Friday, March 4, 2016

Again with the damn Kumbaya


So this happened......

Family goes to Drive Thru somewhere in America. They take too long at the order window, and the guy in the next car yells out, "Hurry up you f*cken n*gger!" In response, the family being abused, pays for the abuser's meal.
I read that and had to take a breath. And then I had thoughts, many, many thoughts.

I saw a 60 Minutes episode on death row exonerations a few weeks ago. There was this one guy who had been held on DR for nigh on 40 years. He was on 60 minutes with my personal social justice warrior hero Bryan Stevenson who had fought (for years) for his client's release. Great story. The victim - the exoneree - was full of forgiveness for the criminals - the officers of the court - who had knowingly put an innocent man on death row.

The following week, as they always do on the show, they read letters to the show, and someone wrote how wonderful it is that this victim was so forgiving. The writer waxed on about how marvelous it was that the victim could forgive and carry on with his life and blah blah blah. 

I was not moved. I was not impressed. I won't be singing Kumbaya nor do I recommend others do so either.

I've had cause to ask this question before and I am asking it again today: in all this orgiastic forgiving that Black people are doing (remember the families of the Charleston Nine, just days after their loved ones were massacred?), is there an equal or greater orgy of changed behavior among perpetrators? Because if there is, I seem to be missing it. Before you answer, I invite you to consider the data: extra-judicial killings of POC by the agents of the state; the acts of violence incited by the candidate and perpetrated by his followers on the campaign trail; and the numbers of people of color parading thru court rooms everywhere in this nation even as I type, many of them charged with crimes trumped up by officers of the court. [If you don't believe me that charges are sometimes made up out of whole cloth, please read this stream of tweets]. 

We LOVE to celebrate these expressions of Black grace. but here's my question: when do Black folk get to be on the receiving end of that same grace? Give me a date please, I'll put it in my calendar. The very next day, y'all will hear a chorus of Kumbaya ringing out from my throat but not a second before.

What this is, is folk doing their do, acting all vile and taking the forgiveness and carrying the hell on as if ain't nothing have to change with their behavior because see, they forgave me! This take-the-forgiveness-and-remain-unchanged MO is not an individual problem, it is a societal problem. It explains why there are so many folk who if you just barely scratch their surface, the most fetid stench of supremacist thought pops out.

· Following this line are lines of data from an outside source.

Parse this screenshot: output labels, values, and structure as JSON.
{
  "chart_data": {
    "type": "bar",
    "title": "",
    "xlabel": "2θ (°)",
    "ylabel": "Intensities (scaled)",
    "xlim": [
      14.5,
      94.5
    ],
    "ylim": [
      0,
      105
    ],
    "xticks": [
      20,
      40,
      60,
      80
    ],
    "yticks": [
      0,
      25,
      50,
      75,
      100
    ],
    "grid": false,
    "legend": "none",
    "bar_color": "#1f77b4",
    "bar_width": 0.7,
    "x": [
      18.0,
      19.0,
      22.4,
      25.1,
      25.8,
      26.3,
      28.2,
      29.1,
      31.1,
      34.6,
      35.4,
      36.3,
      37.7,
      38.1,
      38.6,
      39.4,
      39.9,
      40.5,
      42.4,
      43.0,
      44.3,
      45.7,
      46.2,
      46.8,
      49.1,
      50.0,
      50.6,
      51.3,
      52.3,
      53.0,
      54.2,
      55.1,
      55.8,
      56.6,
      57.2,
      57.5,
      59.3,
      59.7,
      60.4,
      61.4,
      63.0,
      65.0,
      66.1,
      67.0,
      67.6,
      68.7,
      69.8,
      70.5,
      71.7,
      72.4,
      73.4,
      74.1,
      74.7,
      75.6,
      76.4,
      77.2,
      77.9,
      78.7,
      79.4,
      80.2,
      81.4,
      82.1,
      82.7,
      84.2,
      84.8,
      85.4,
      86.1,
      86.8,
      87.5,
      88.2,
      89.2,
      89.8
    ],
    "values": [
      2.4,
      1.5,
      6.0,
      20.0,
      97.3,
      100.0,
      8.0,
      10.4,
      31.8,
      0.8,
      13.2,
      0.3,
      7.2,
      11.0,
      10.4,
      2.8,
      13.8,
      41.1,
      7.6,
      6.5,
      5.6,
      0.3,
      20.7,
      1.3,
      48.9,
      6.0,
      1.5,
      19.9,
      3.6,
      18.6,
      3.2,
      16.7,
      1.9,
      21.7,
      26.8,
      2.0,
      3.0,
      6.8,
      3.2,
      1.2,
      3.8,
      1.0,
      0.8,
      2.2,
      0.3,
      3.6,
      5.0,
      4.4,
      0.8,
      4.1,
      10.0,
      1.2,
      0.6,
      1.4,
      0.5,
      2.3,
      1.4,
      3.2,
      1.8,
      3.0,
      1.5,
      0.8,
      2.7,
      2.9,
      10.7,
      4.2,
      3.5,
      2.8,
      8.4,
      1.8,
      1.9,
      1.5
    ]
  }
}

I am here to tell you that I am not here serve as salve to anybody's conscience. I am not here to pretend that my forgiveness means squat to you. You looking to me for A Balm in your own personal Gilead? It ain't me. 
Behave like a human being, treat me like a human being and we can talk. Until then, somebody else gon' have to sing that Kumbaya for you. I am otherwise occupied.In the interim, pay for your own damn meal.

3 comments:

Unknown said...

Forgiving n*****s are good ones - not so? Quite, calm - bowing and scraping.Of course to forgive is divine - not so?
I can't sing and I don't even hum.

Unknown said...

Forgiving n*****s are good ones - not so? Quite, calm - bowing and scraping.Of course to forgive is divine - not so?
I can't sing and I don't even hum.

Blaque Inq said...

De unsolicited, unconditional forgiveness ting...dotishness.